Com o calendário apertado – Brasileirão, Copa do Brasil, Sul-Americana –, a tendência é que esses jovens ganhem ainda mais oportunidades. O departamento médico tricolor continua lotado, e a diretoria já sinalizou que não trará reforços de peso. Portanto, prepare-se para ver mais Osorios, Pedros e Nicollas vestindo a camisa do São Paulo. Veja também a disputa que pode explodir o ataque do Atlético-MG e entender como a base é fundamental em todo Brasil.
Pelo que observamos na prática, a aposta não é só desespero – é estratégia. O clube quer valorizar esses ativos para, quem sabe, vender no futuro com lucro. Afinal, o mercado europeu está de olho. E Cotia, mais uma vez, responde.
Perguntas Frequentes
Quem foi o único titular da final da Copinha que não foi aproveitado no profissional do São Paulo?
O volante Matheus Ferreira, de 18 anos, é o único dos dez titulares de linha que não foi relacionado para nenhum jogo do time principal. Ele chegou a treinar esporadicamente, mas perdeu espaço para concorrentes mais experientes.
Quais jogadores da Copinha mais atuaram no profissional em 2026?
O zagueiro Osorio lidera com 517 minutos e quatro partidas como titular.
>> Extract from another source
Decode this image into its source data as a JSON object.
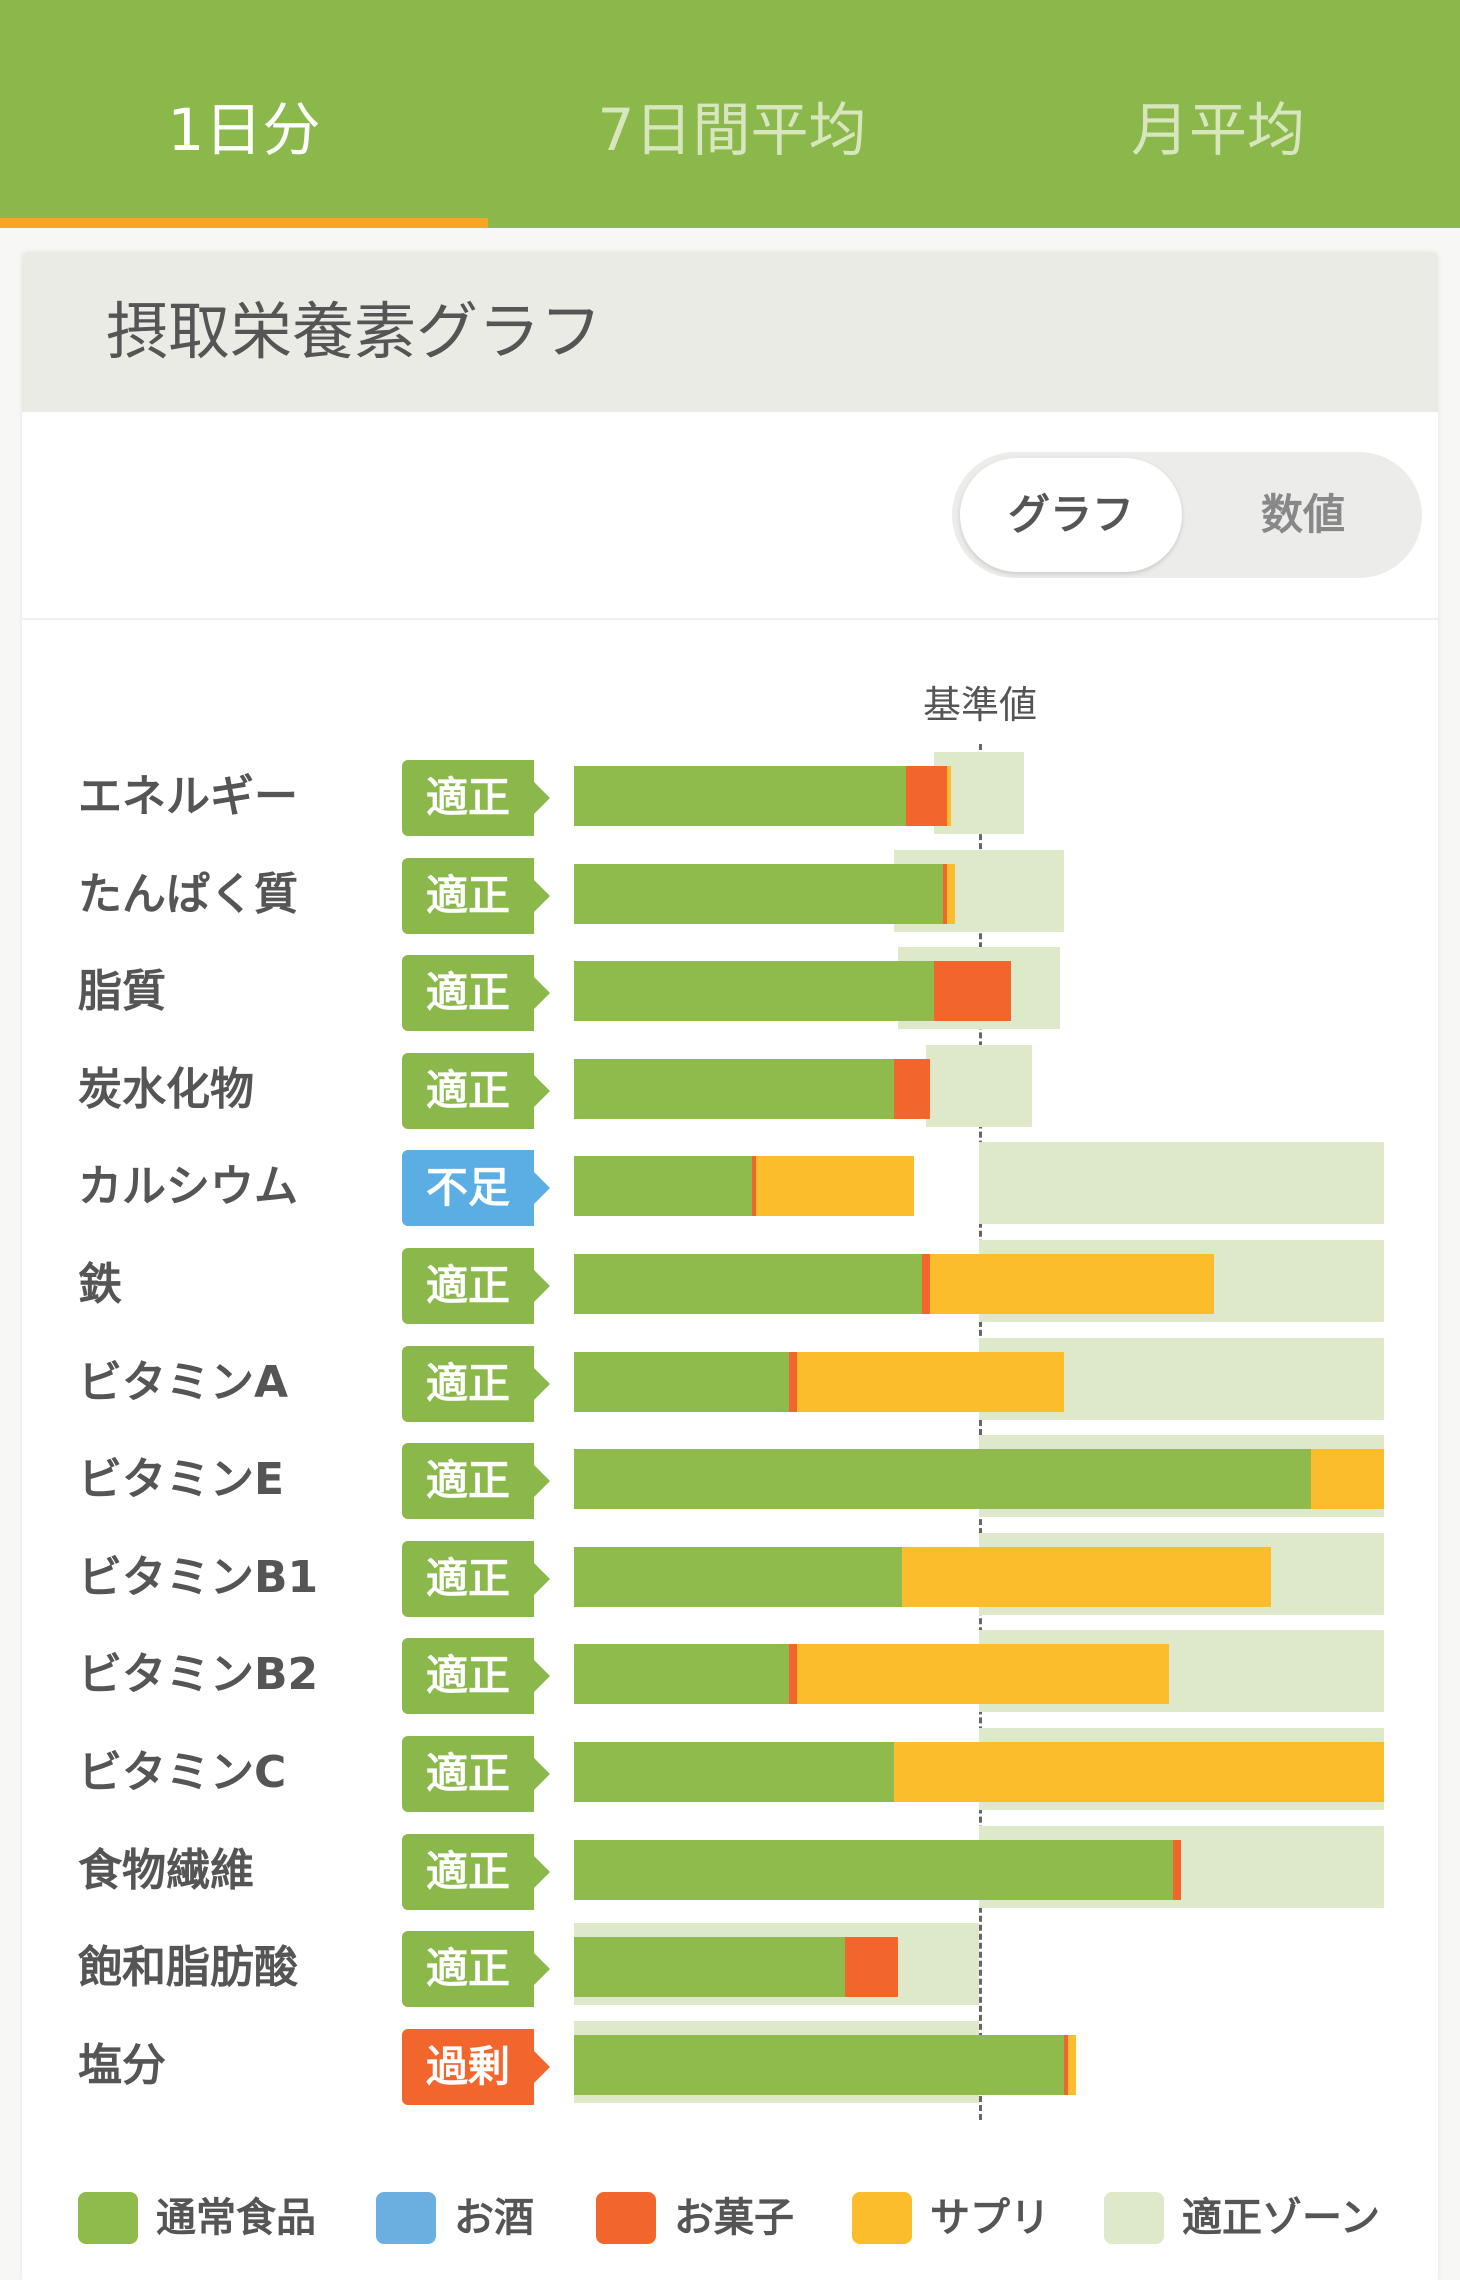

O lateral Nicolas vem em seguida com 260 minutos e três titularidades. O meia Pedro Ferreira é o mais relacionado (26 vezes), mas sempre saindo do banco, acumulando 111 minutos.
Por que o São Paulo está usando tanto a base nesta temporada?
O clube enfrenta dificuldades financeiras para contratar e sofre com lesões de jogadores experientes. Além disso, a diretoria vê na base uma forma de valorizar ativos e gerar receitas futuras com vendas.